Tuesday, August 14, 2012

I'm past the bittersweet part of August and into the reality part -- which is writing syllabi and getting ready for the semester. Work email has spiked (because everyone else returns from whatever they have been doing wherever they have been). My building has been extensively renovated this summer, so after an absence of four (!) months, I am curious to see it. Yesterday a reminder of the more unpleasant aspects of college teaching hit me in the face. I received a meeting notice. I suspect it is mandatory, although I cannot be there. It is a hearing on Friday for one of the spring academic dishonesty cases.

Are you kidding me? Four days notice for a Friday (gasp!) meeting over the summer, no less? I have never had to attend a hearing before -- my evidence is always irrefutable so there is never any point. Even at that, I did not refer the case to the university level. I didn't even issue a penalty, since the student would have failed even without the dishonesty. But I did report the incident (as is required) and it turned out to be a second offense, so it was automatically referred (as is required).

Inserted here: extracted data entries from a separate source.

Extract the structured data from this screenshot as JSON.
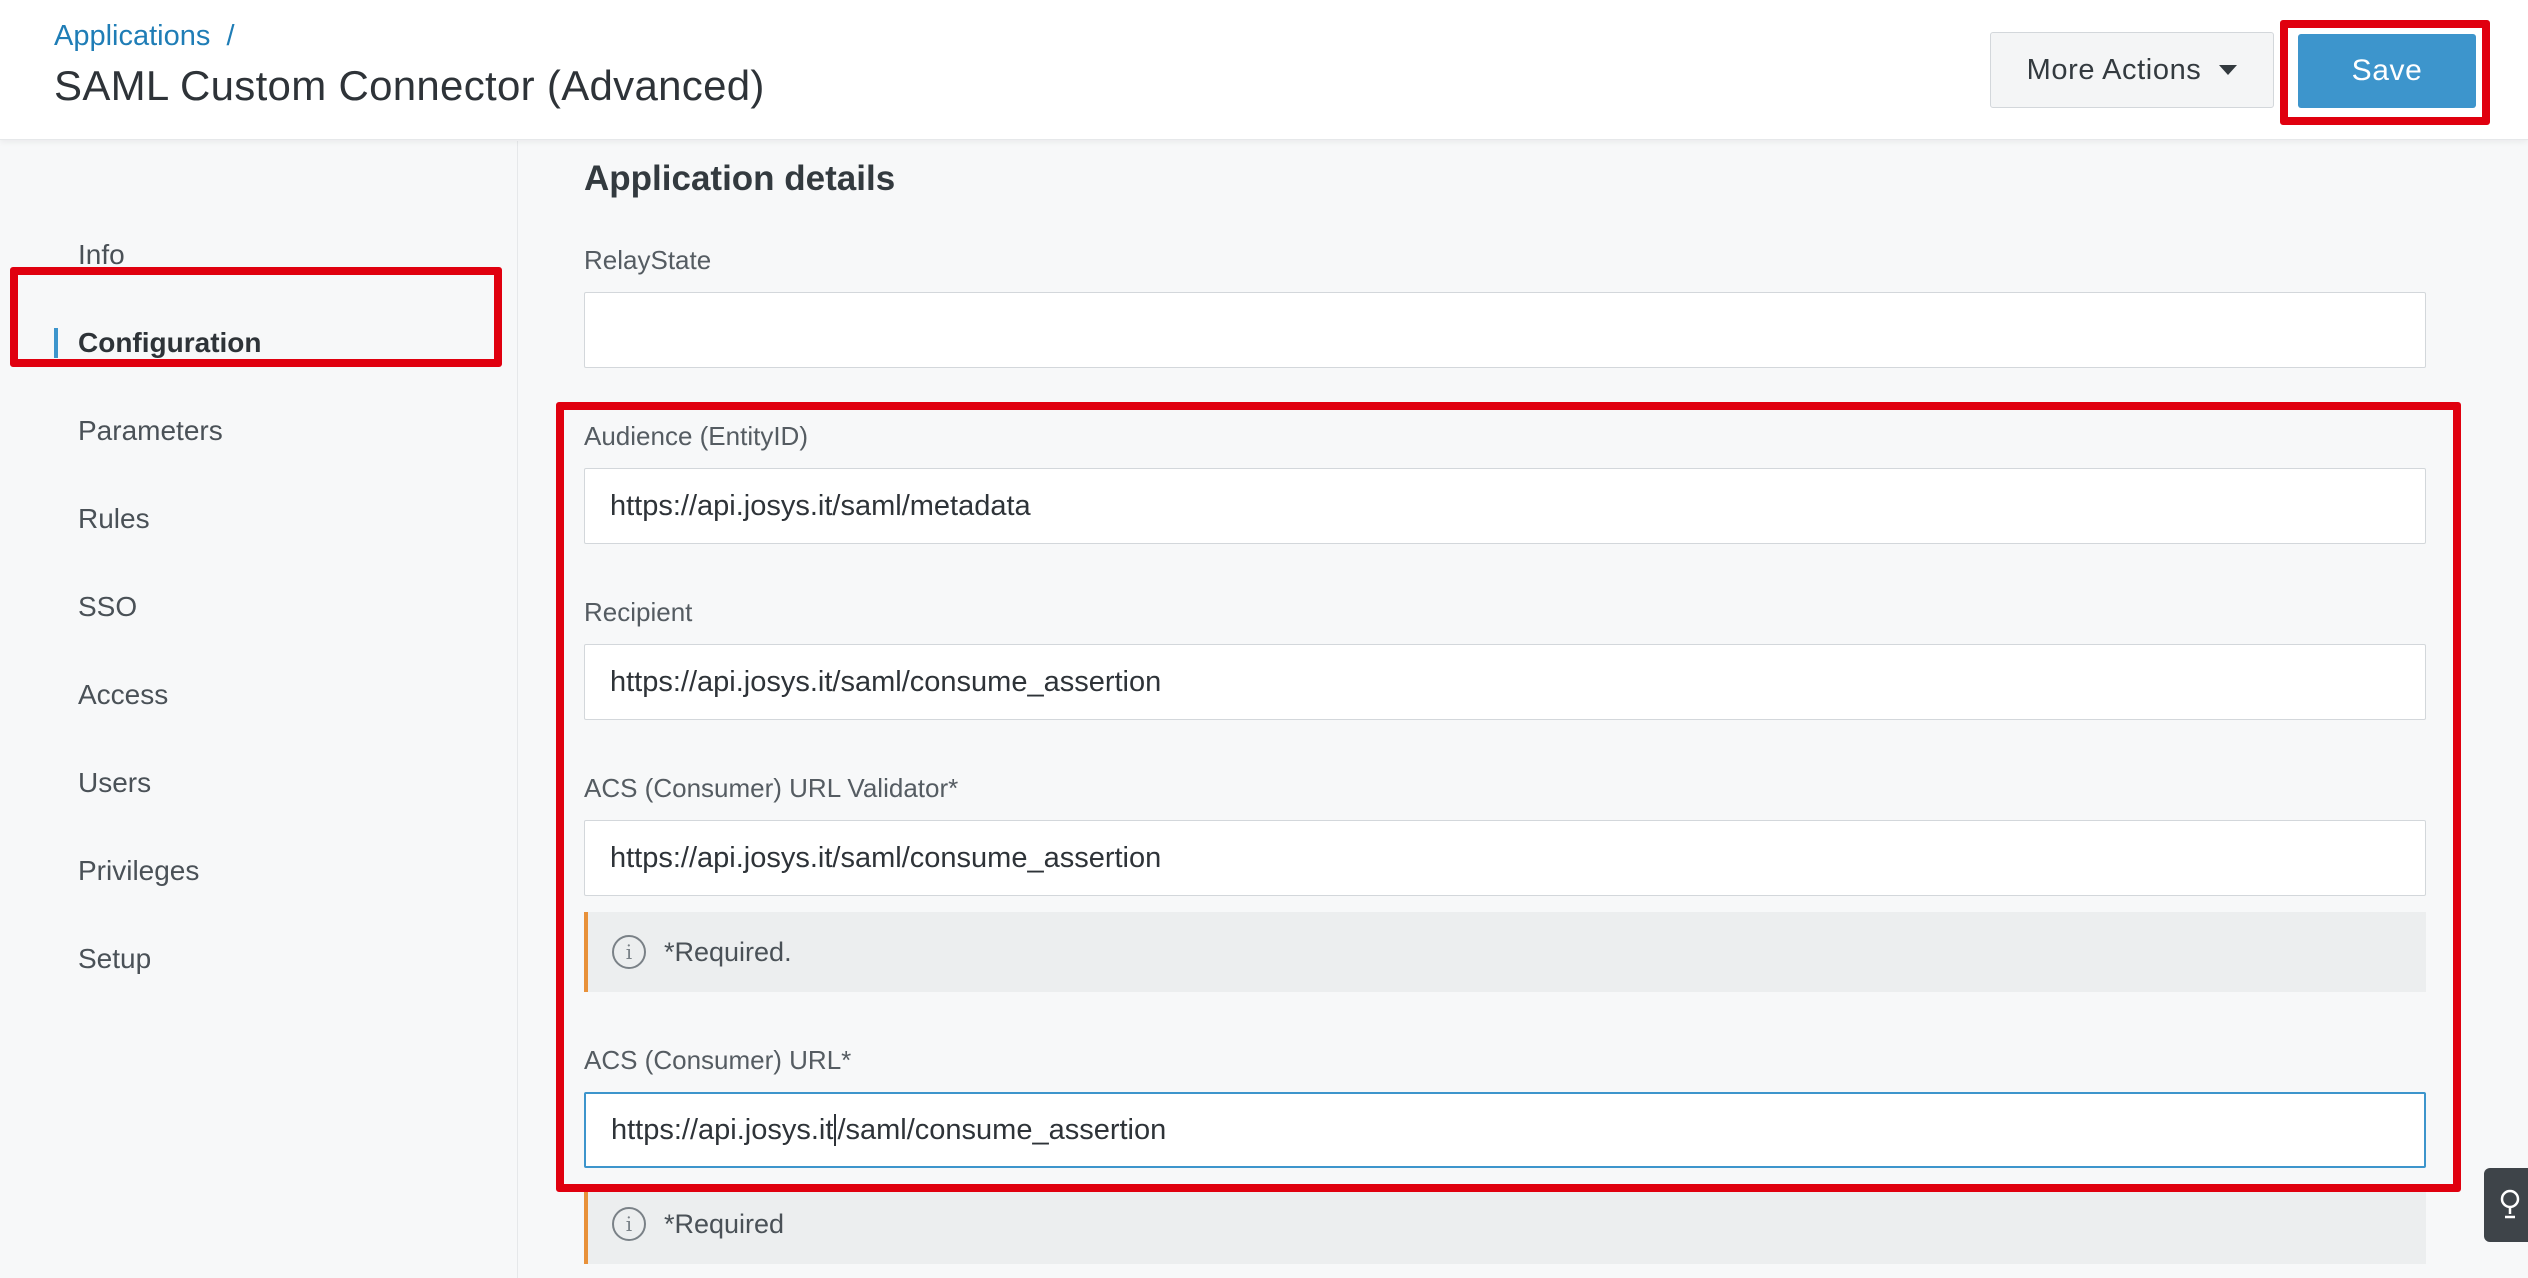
{
  "header": {
    "breadcrumb_link": "Applications",
    "breadcrumb_sep": "/",
    "title": "SAML Custom Connector (Advanced)",
    "more_actions_label": "More Actions",
    "save_label": "Save"
  },
  "sidebar": {
    "items": [
      {
        "label": "Info"
      },
      {
        "label": "Configuration",
        "active": true
      },
      {
        "label": "Parameters"
      },
      {
        "label": "Rules"
      },
      {
        "label": "SSO"
      },
      {
        "label": "Access"
      },
      {
        "label": "Users"
      },
      {
        "label": "Privileges"
      },
      {
        "label": "Setup"
      }
    ]
  },
  "main": {
    "section_title": "Application details",
    "fields": {
      "relay_state": {
        "label": "RelayState",
        "value": ""
      },
      "audience": {
        "label": "Audience (EntityID)",
        "value": "https://api.josys.it/saml/metadata"
      },
      "recipient": {
        "label": "Recipient",
        "value": "https://api.josys.it/saml/consume_assertion"
      },
      "acs_validator": {
        "label": "ACS (Consumer) URL Validator*",
        "value": "https://api.josys.it/saml/consume_assertion",
        "notice": "*Required."
      },
      "acs_url": {
        "label": "ACS (Consumer) URL*",
        "value_before_cursor": "https://api.josys.it",
        "value_after_cursor": "/saml/consume_assertion",
        "notice": "*Required"
      }
    }
  },
  "colors": {
    "accent": "#3d95cc",
    "link": "#1f7db6",
    "highlight": "#e0000f",
    "notice_border": "#e8913a"
  },
  "icons": {
    "more_actions": "caret-down-icon",
    "notice": "info-icon",
    "hint": "lightbulb-icon"
  }
}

I'm not sure whether the meeting is something new in the process (could be) or if the student has demanded it, as is her right. I ruminated about it -- too much, as usual tearing myself into pieces -- wondering why. This will be another planned three-day weekend in Samsonville, going down there on Thursday night. So a Friday morning meeting is out of the question. Friends of Bob are visiting (enough said, not my story or at least the part that is cannot be shared here).  Then, my mother recently learned she has two herniated discs in her back and she must rest if she wants to avoid back surgery (and of course she does). She was insistent that all the things she does (which is a lot; think couch potato, and now decide what is the opposite; look in the dictionary and there should be her picture) are not very strenuous and she is being careful. But we decided that is not so -- strenuous or not, caring for horses involves bending and twisting and reaching, even if the lifting is not super intense (though 50 pounds is not uncommon).

So my sister took charge, convinced Ma (not easy! But she comes out to the barn and supervises at all times, and we promised to do the care to her standards) and drafted a schedule, and all of us -- siblings, siblings-in-law and one or two in the next generation are taking turns with the barn work. We are doing it twice a day on a month by month basis, since the doctors said she may heal in 6-8 weeks. It could be more, which is OK with us, although she has a goal besides taking her beloved barn work back over -- to go riding at the end of September (which she is not openly sharing with anyone except my sister and me, so hopefully no-one else is reading this -- if you are, leave her alone! It is a very motivational goal in terms of her taking it easy now).

Since I live 75 miles away, I volunteered for the weekends, including Fridays or Mondays when they are three-day weekends. So in addition to planning to be in Samsonville and having friends visit, Friday is a barn chores day for me.  Naturally one of my amazing family would step up if I had to face the accused, and under normal circumstances I might have to ask them, but in this case it would also involve Bob rescheduling his vacation day and the friends changing their plans. Plus, why should a dishonest student be more important than my mother and her horses? So it's not happening. I do wonder, though, at the timing. Are the parents coming along? Maybe rolling it into a Saratoga vacation? That's a product of my fevered imagination of course -- but it is not exactly a secret how I feel about such foolishness.


Ma and Cinderella, a rescued thoroughbred race horse. Cindy sez: "Screw you racing fans!" (She also sez "Just in case you had the wrong impression, all you helpers could never replace Flo.")

Later:  Now this is funny. Ma is tougher than these Giants!